Certainly, this is big news. But our Los Angeles cannabis business consulting lawyers would urge caution before rushing to your marketing firm for content.
Previously, the company only permitted ads for hemp-derived CBD topical products. This was still more progressive than other social media firms. TikTok, Instagram, and Facebook have had (and maintain) a strict no cannabis advertising policy – so long as it remains illegal at the federal level. (This despite the fact that 21 states allow recreational use cannabis – and more are on the horizon.) It’s likely only a matter of time before these other social media platforms adopt policies similar to Twitter’s.

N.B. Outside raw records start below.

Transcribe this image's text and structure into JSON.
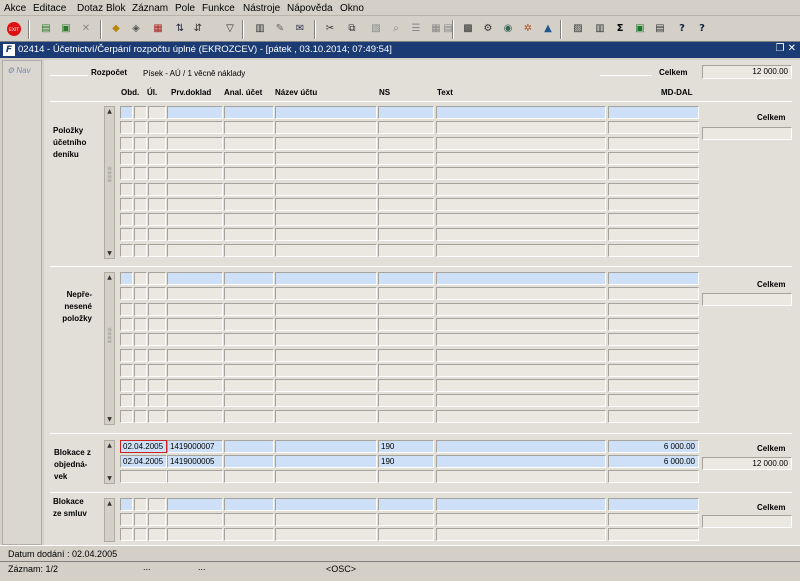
{
  "menu": [
    "Akce",
    "Editace",
    "Dotaz",
    "Blok",
    "Záznam",
    "Pole",
    "Funkce",
    "Nástroje",
    "Nápověda",
    "Okno"
  ],
  "window": {
    "title": "02414 - Účetnictví/Čerpání rozpočtu úplné (EKROZCEV) - [pátek , 03.10.2014; 07:49:54]"
  },
  "nav": {
    "label": "Nav"
  },
  "header": {
    "rozpocet_label": "Rozpočet",
    "rozpocet_value": "Písek - AÚ / 1 věcně náklady",
    "celkem_label": "Celkem",
    "celkem_value": "12 000.00"
  },
  "columns": {
    "obd": "Obd.",
    "ul": "Úl.",
    "prvdoklad": "Prv.doklad",
    "anal": "Anal. účet",
    "nazev": "Název účtu",
    "ns": "NS",
    "text": "Text",
    "mddal": "MD-DAL"
  },
  "sections": {
    "polozky": {
      "label": "Položky účetního deníku",
      "celkem_label": "Celkem",
      "celkem_value": ""
    },
    "neprenesene": {
      "label": "Nepře- nesené položky",
      "celkem_label": "Celkem",
      "celkem_value": ""
    },
    "blokace_obj": {
      "label": "Blokace z objedná- vek",
      "celkem_label": "Celkem",
      "celkem_value": "12 000.00",
      "rows": [
        {
          "obd": "02.04.2005",
          "prvdoklad": "1419000007",
          "ns": "190",
          "mddal": "6 000.00"
        },
        {
          "obd": "02.04.2005",
          "prvdoklad": "1419000005",
          "ns": "190",
          "mddal": "6 000.00"
        }
      ]
    },
    "blokace_sml": {
      "label": "Blokace ze smluv",
      "celkem_label": "Celkem",
      "celkem_value": ""
    }
  },
  "status": {
    "line1": "Datum dodání : 02.04.2005",
    "zaznam": "Záznam: 1/2",
    "dots1": "...",
    "dots2": "...",
    "mode": "<OSC>"
  }
}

However, despite giving the green light to “approved cannabis advertisers to target the U.S.,” cannabis companies on Twitter still aren’t allowed to advertise their actual products for sale. The only exception is for topical, hemp-derived CBD products that contain less than 0.3 percent THC (which is the government’s threshold for being classified as a CBD product rather than a more heavily-restricted THC product). Undoubtedly, there’s a market for these types of products, but it doesn’t represent the full array of cannabis products and services.
Further, cannabis companies seeking to advertise on Twitter must:
- Have a proper license.
- Pass through Twitter’s ad approval process.
- Limit their target audience to jurisdictions wherein they are licensed to operate.
- Do not target youth under age 21.
Advertisers are NOT allowed to:
- Create ads that promote or depict people using cannabis.
- Display advertising that shows people under the influence of cannabis.
- Claim any sort of efficacy or health benefits.
- Use any celebrities, images, icons, characters, or athletes in their ads that might appeal to children or those under 21.